Lucinda rollte mit den Augen, denn zwei Mädchen aus Beauxbatons, die es nicht geschafft hatten, als Champion ausgewählt zu werden, zerflossen in Tränen und vergruben schluchzend die Köpfe in den Händen.
Fleur war gerade in der Kammer hinter dem Lehrertisch verschwunden, da legte sich eine Stille über die Halle, die zum Greifen nahe war. Jetzt fehlte nur noch der Name des Hogwarts-Champions. Das Feuer verfärbte sich wieder rot, Funken sprühten aus der Glut, eine Flamme züngelte hoch und aus ihrer Spitze zog Dumbledore das dritte Pergament. “Der Hogwarts-Champion”, rief er, “ist Cedric Diggory!” Mit einem breiten Grinsen stand Cedric auf und ging schnellen Schrittes auf die Kammer hinter dem Lehrertisch zu. Der dröhnende Beifall begleitete seinen Weg und ausnahmslos alle Hufflepuffs waren aufgesprungen, als Cedrics Name viel.

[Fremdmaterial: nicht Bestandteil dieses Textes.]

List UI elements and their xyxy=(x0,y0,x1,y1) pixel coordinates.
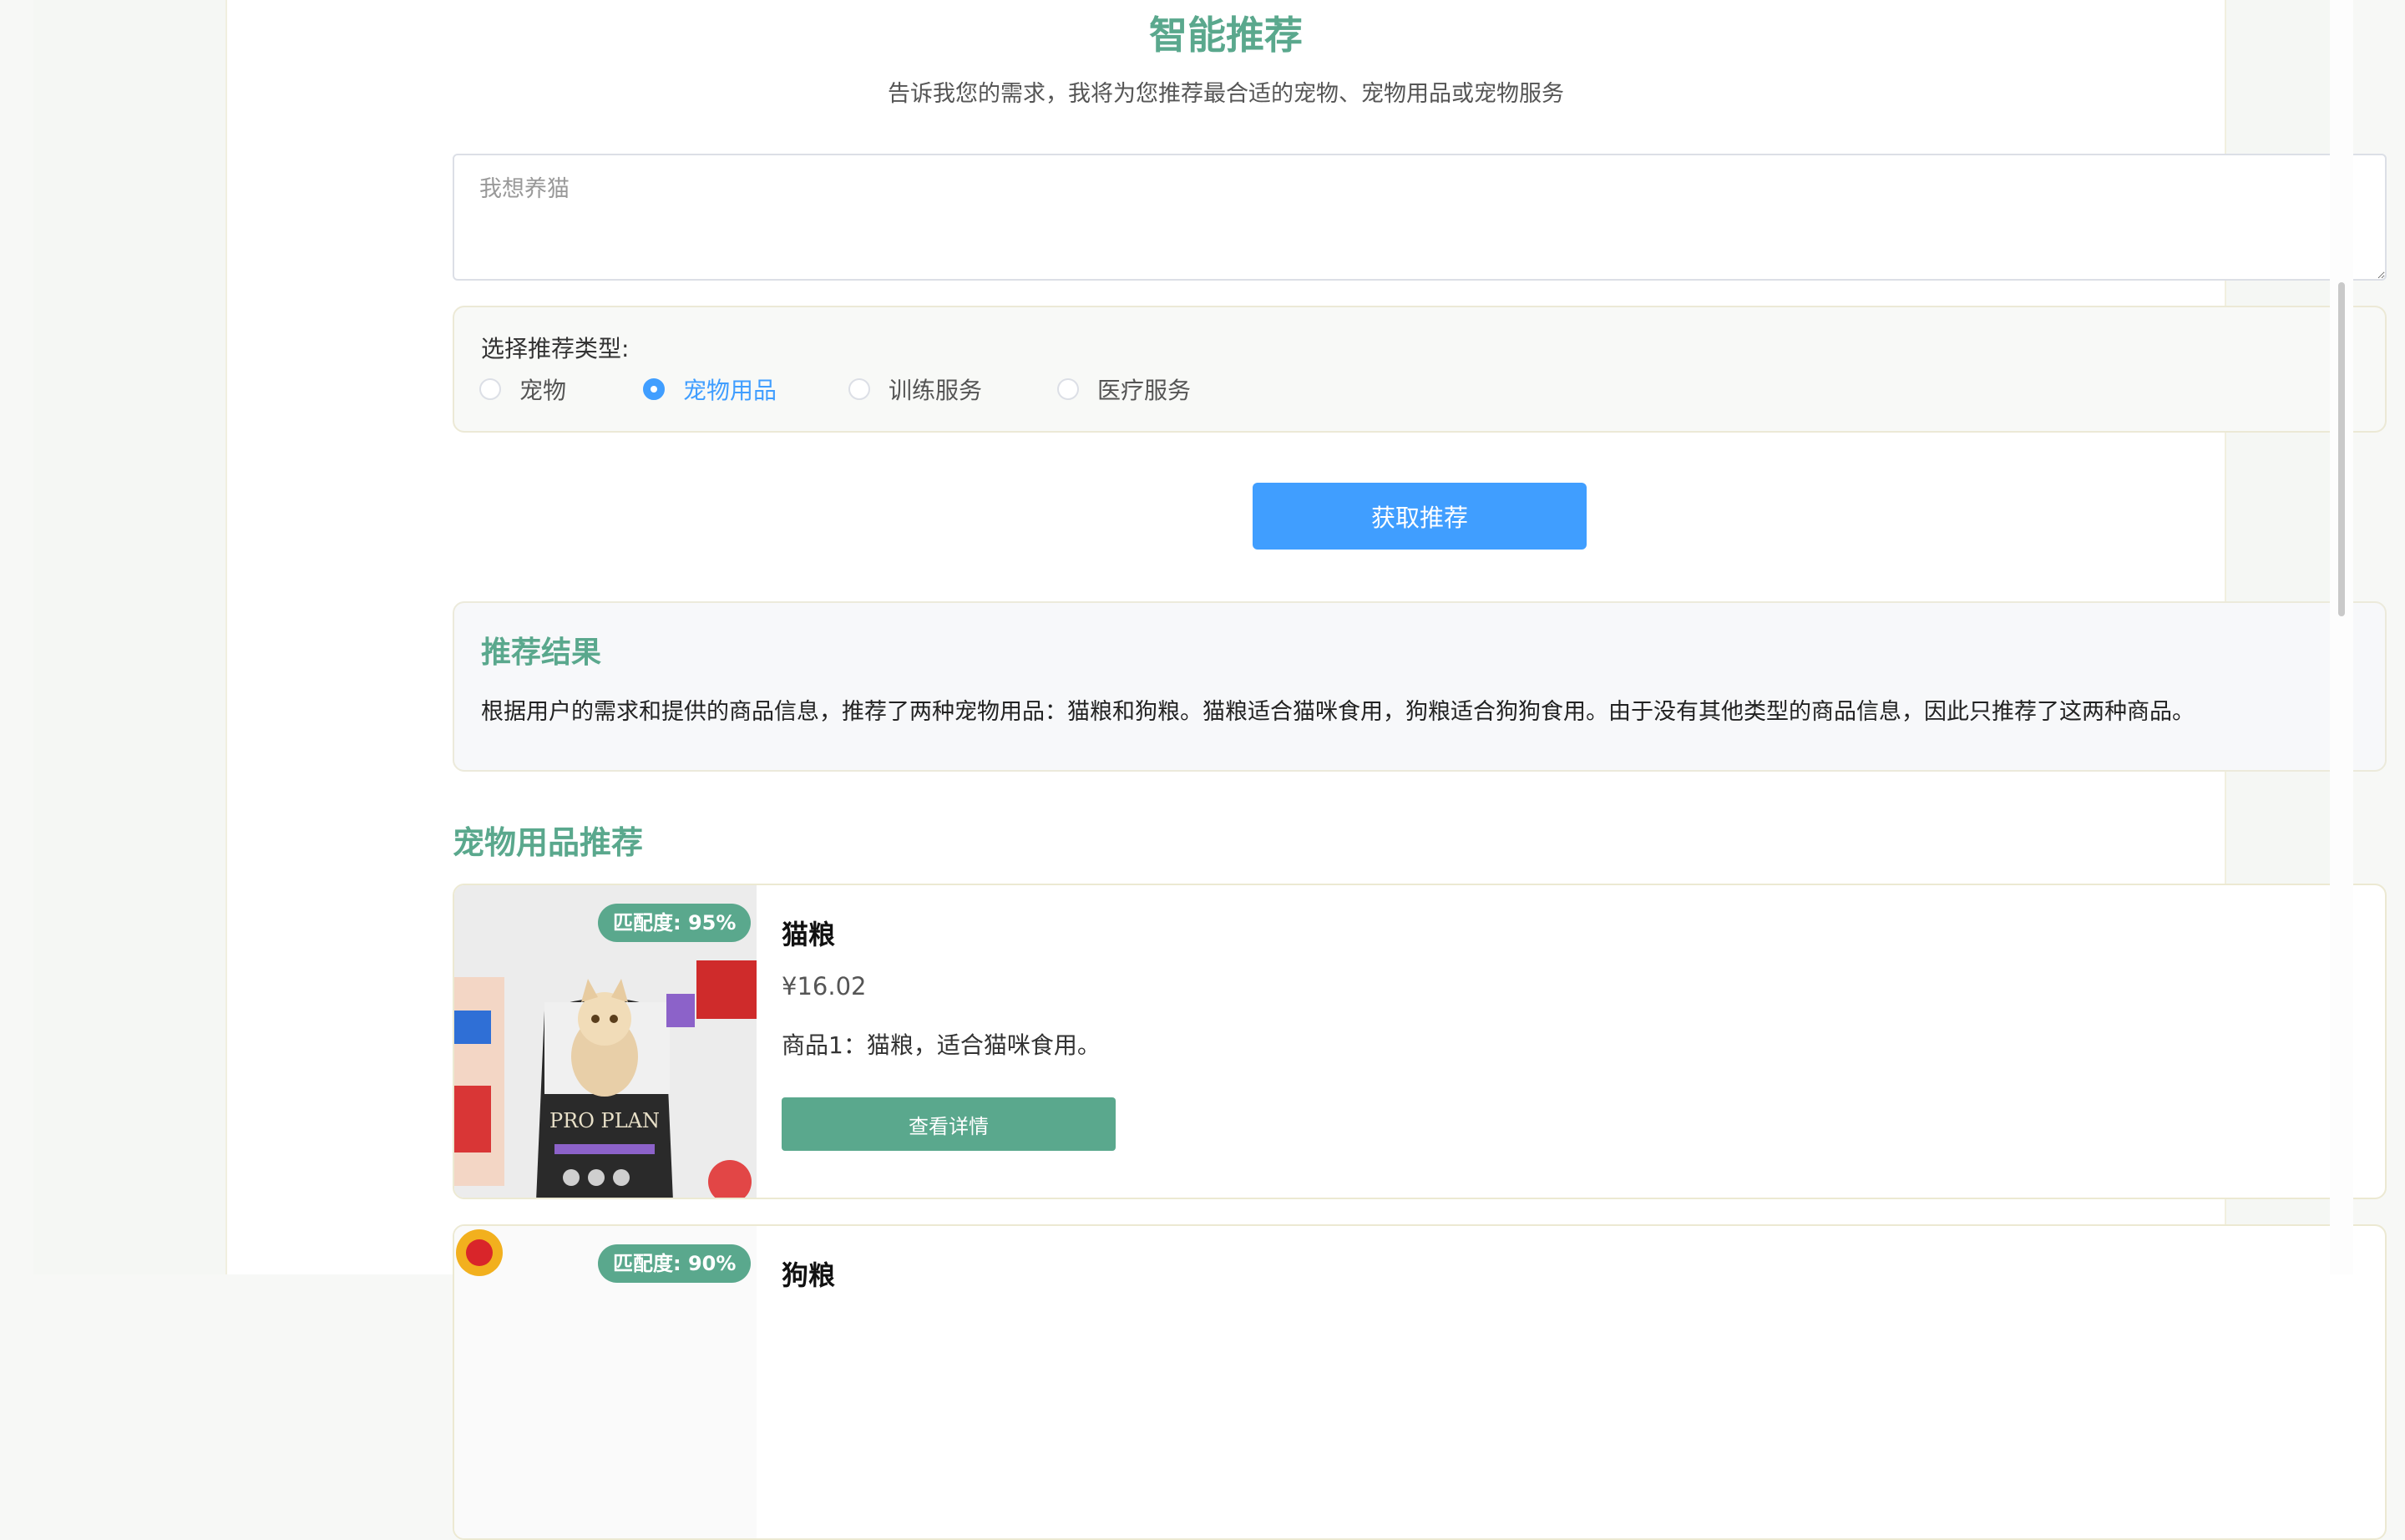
image-logo-text: PRO PLAN xyxy=(549,1109,660,1132)
requirement-input[interactable] xyxy=(453,154,2387,281)
radio-label: 宠物用品 xyxy=(683,377,777,404)
result-title: 推荐结果 xyxy=(481,636,602,670)
products-section-title: 宠物用品推荐 xyxy=(453,824,644,861)
radio-circle-icon[interactable] xyxy=(848,378,870,400)
page-title: 智能推荐 xyxy=(1149,13,1303,58)
main-panel: 智能推荐 告诉我您的需求，我将为您推荐最合适的宠物、宠物用品或宠物服务 选择推荐… xyxy=(225,0,2387,1540)
product-description: 商品1：猫粮，适合猫咪食用。 xyxy=(782,1031,1101,1059)
product-name: 猫粮 xyxy=(782,919,836,950)
page-scrollbar[interactable] xyxy=(2330,0,2353,1274)
radio-pet[interactable]: 宠物 xyxy=(479,374,566,404)
scrollbar-thumb[interactable] xyxy=(2338,282,2345,616)
page-subtitle: 告诉我您的需求，我将为您推荐最合适的宠物、宠物用品或宠物服务 xyxy=(888,81,1564,107)
match-score-badge: 匹配度: 95% xyxy=(598,904,752,942)
view-details-button[interactable]: 查看详情 xyxy=(782,1097,1116,1151)
get-recommendation-button[interactable]: 获取推荐 xyxy=(1253,483,1587,550)
product-price: ¥16.02 xyxy=(782,972,867,1000)
recommend-type-label: 选择推荐类型: xyxy=(481,335,630,362)
match-score-badge: 匹配度: 90% xyxy=(598,1244,752,1283)
radio-label: 训练服务 xyxy=(889,377,983,404)
dog-food-image[interactable]: 匹配度: 90% xyxy=(454,1226,757,1538)
page-background: 智能推荐 告诉我您的需求，我将为您推荐最合适的宠物、宠物用品或宠物服务 选择推荐… xyxy=(33,0,2387,1540)
radio-circle-icon[interactable] xyxy=(479,378,501,400)
radio-pet-supplies[interactable]: 宠物用品 xyxy=(643,374,777,404)
product-name: 狗粮 xyxy=(782,1259,836,1291)
radio-circle-icon[interactable] xyxy=(643,378,665,400)
result-box: 推荐结果 根据用户的需求和提供的商品信息，推荐了两种宠物用品：猫粮和狗粮。猫粮适… xyxy=(453,601,2387,772)
radio-label: 宠物 xyxy=(519,377,567,404)
radio-label: 医疗服务 xyxy=(1097,377,1192,404)
radio-circle-icon[interactable] xyxy=(1057,378,1079,400)
product-card: PRO PLAN 匹配度: 95% 猫粮 ¥16.02 商品1：猫粮，适合猫咪食… xyxy=(453,884,2387,1199)
product-card: 匹配度: 90% 狗粮 xyxy=(453,1224,2387,1540)
radio-medical-service[interactable]: 医疗服务 xyxy=(1057,374,1191,404)
recommend-type-box: 选择推荐类型: 宠物 宠物用品 训练服务 医疗服务 xyxy=(453,306,2387,433)
result-text: 根据用户的需求和提供的商品信息，推荐了两种宠物用品：猫粮和狗粮。猫粮适合猫咪食用… xyxy=(481,699,2195,725)
radio-training-service[interactable]: 训练服务 xyxy=(848,374,982,404)
cat-food-bag-image[interactable]: PRO PLAN 匹配度: 95% xyxy=(454,885,757,1198)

Beschwichtigend hob Dumbledore die Hände. “Die drei Champions sind ausgewählt. Ich bin sicher, dass alle, die nicht ausgewählt wurden, ihren Champion mit aller Kraft anfeuern und unterstützen… ” Plötzlich verstummte Dumbledore und keinem entging, was ihn ablenkte.
Der Feuerkelch verfärbte sich ein viertes Mal rot. Das angekohlte Pergament schwebte langsam zu Boden. Schnell griff Dumbledore nach dem Pergamentschnippsel und las stumm den Namen, ehe er sich räusperte und laut las – “Harry Potter.”